The sense of decline that has gripped Britain is clear to see when there is relief the economy grew by 0.3% in the first three months of the year instead of a mere 0.1%. Confidence is an economy’s rocket fuel – and Chancellor Rachel Reeves has drained the tank.
There are worrying signs the Government has not learned the lessons of its first 12 months and is once again killing the confidence required for investors to put money into projects and for families to spend cash.
When Ms Reeves arrived in the Treasury she put the country on a crisis footing, talking about a £22billion black hole in the nation’s finances. She then unleashed the National Insurance hike on employers – a move any fair-minded person would believe had been ruled out in the Labour manifesto.
This tax raid on the enterprises which drive forward growth has made it more expensive to take on staff and unemployment has hit a four-year high. The scrapping of pensioners’ universal entitlement to winter fuel payments and the inheritance tax changes which have dismayed farmers demonstrated the ruthlessness at the heart of the Treasury.
If Ms Reeves did this in her first year – what will she do in the coming months? Such uncertainty is poison for confidence.

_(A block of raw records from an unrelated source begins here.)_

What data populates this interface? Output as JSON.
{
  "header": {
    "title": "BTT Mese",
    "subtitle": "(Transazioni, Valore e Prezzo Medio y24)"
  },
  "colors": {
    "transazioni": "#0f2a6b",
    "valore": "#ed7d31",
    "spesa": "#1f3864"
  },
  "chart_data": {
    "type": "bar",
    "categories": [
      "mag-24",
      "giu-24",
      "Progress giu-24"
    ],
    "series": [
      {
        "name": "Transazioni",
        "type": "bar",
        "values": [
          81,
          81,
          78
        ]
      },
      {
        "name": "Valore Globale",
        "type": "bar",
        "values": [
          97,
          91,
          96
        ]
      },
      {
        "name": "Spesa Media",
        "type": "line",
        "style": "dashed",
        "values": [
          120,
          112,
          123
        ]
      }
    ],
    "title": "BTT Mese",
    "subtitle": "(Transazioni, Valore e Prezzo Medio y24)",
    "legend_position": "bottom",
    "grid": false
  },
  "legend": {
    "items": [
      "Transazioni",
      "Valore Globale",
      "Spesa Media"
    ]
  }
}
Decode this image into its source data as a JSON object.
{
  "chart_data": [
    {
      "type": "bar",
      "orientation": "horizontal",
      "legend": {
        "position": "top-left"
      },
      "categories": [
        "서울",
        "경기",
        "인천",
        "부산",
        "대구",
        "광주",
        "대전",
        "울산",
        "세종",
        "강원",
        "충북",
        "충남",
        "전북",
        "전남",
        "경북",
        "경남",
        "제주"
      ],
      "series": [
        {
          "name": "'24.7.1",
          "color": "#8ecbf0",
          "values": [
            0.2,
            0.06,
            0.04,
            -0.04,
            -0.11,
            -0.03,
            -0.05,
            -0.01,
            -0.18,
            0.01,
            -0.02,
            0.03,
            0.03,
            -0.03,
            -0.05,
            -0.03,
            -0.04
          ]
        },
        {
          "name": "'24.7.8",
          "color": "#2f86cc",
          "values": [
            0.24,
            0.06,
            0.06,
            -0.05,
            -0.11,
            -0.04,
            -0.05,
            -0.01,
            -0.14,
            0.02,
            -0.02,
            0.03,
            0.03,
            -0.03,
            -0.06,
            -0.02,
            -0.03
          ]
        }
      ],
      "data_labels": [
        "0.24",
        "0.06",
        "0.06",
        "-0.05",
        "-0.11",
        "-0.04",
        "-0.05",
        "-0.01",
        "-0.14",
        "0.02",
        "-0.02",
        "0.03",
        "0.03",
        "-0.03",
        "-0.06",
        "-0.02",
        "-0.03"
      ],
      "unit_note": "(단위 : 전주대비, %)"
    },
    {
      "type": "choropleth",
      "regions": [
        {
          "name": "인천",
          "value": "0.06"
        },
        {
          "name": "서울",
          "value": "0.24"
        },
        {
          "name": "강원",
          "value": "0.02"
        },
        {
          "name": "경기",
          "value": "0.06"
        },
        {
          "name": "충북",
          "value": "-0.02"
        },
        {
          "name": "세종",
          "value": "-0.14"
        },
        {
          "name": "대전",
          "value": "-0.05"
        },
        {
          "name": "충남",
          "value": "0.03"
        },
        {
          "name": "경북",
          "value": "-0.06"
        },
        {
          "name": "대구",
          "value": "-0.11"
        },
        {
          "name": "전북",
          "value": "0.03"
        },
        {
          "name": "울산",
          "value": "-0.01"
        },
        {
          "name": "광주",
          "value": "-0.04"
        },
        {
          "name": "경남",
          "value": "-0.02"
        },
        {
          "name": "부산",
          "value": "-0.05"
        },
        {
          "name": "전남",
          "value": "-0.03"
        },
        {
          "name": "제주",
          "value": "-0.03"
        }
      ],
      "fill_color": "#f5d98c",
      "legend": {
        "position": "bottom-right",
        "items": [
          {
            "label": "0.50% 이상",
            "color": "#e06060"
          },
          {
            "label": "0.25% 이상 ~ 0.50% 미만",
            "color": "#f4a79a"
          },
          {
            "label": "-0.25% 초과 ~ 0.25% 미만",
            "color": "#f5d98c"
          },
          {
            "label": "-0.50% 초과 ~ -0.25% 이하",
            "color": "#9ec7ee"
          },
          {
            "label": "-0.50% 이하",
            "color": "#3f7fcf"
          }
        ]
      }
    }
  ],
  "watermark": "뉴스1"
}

The warnings from the National Institute of Economic and Social Research that she could face a black hole of more than £50billion have heightened both the expectation of tax rises and the sense that the country is in deep trouble.
There is scepticism in Whitehall about claims of wealth creators fleeing the country. But on both the Left and the Right there is worry we are becoming a prosperity-free zone where living standards crumble, where punishingly high energy costs drive away international investment, where our public services are unsustainable and where major infrastructure projects become fiascos.

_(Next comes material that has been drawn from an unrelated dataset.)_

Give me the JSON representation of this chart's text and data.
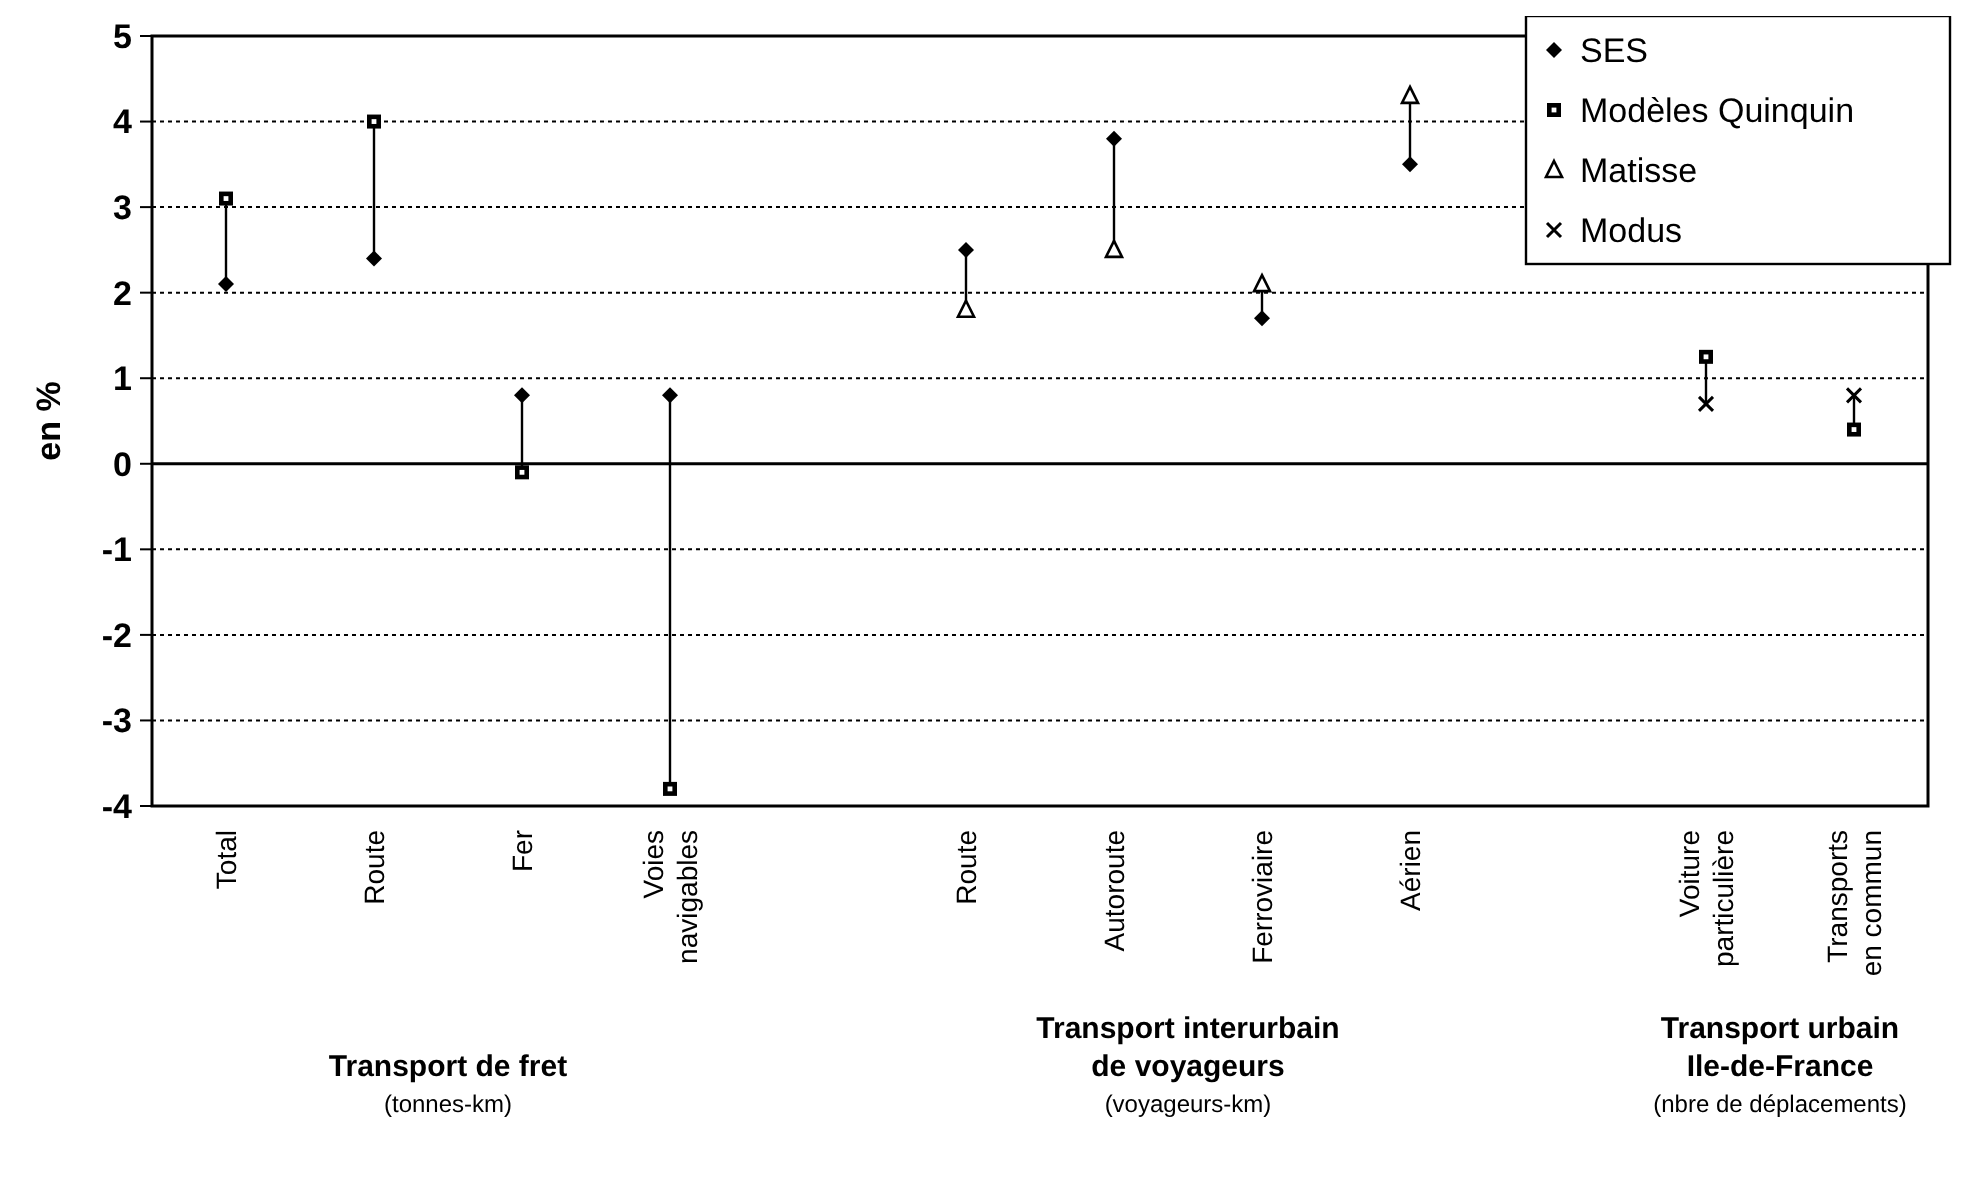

Peter Matejic of the Joseph Rowntree Foundation looked beyond the “somewhat disappointing GDP numbers”, saying “the more serious story for families across the country is one of declining living standards”.

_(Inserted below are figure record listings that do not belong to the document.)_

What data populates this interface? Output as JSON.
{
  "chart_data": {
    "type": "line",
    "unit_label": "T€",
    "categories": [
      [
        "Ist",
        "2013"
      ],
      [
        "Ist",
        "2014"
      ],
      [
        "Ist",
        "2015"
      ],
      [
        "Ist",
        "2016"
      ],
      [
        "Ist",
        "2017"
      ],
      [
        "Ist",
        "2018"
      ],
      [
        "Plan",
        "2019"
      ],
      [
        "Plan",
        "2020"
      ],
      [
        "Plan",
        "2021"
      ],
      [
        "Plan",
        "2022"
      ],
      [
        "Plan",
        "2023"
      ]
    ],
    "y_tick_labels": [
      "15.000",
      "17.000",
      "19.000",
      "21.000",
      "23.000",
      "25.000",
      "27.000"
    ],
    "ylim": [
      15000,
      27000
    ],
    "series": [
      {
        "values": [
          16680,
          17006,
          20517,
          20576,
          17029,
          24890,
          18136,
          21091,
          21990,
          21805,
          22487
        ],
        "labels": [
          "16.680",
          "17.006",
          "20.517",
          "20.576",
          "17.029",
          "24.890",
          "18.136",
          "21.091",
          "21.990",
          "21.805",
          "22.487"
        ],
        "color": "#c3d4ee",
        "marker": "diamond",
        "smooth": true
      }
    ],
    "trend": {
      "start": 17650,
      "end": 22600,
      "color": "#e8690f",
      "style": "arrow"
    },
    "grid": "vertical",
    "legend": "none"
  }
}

He warned that “rising prices, stagnant earnings and unemployment are beginning to scar people’s lives once again”.
This is what happens when meaningful growth vanishes from an economy.
There are fears the UK faces a high inflation, low-growth future, with trade expert Shanker Singham warning we are “recklessly close to stagflation territory”.
Meanwhile, the Conservatives have seized on a message they believe will cut through to voters: “Rachel Reeves is taxing your future to fund her failure.”
A true economic shock such a new war or a pandemic would plunge Britain into a new depth of crisis. The Chancellor has a responsibility to ensure the nation’s finances have a protective buffer in place.
But Britain will be in the danger zone until true growth returns. For that to happen, Ms Reeves must stop frightening families and investors; she must show the Government will not repeat the errors of the recent past.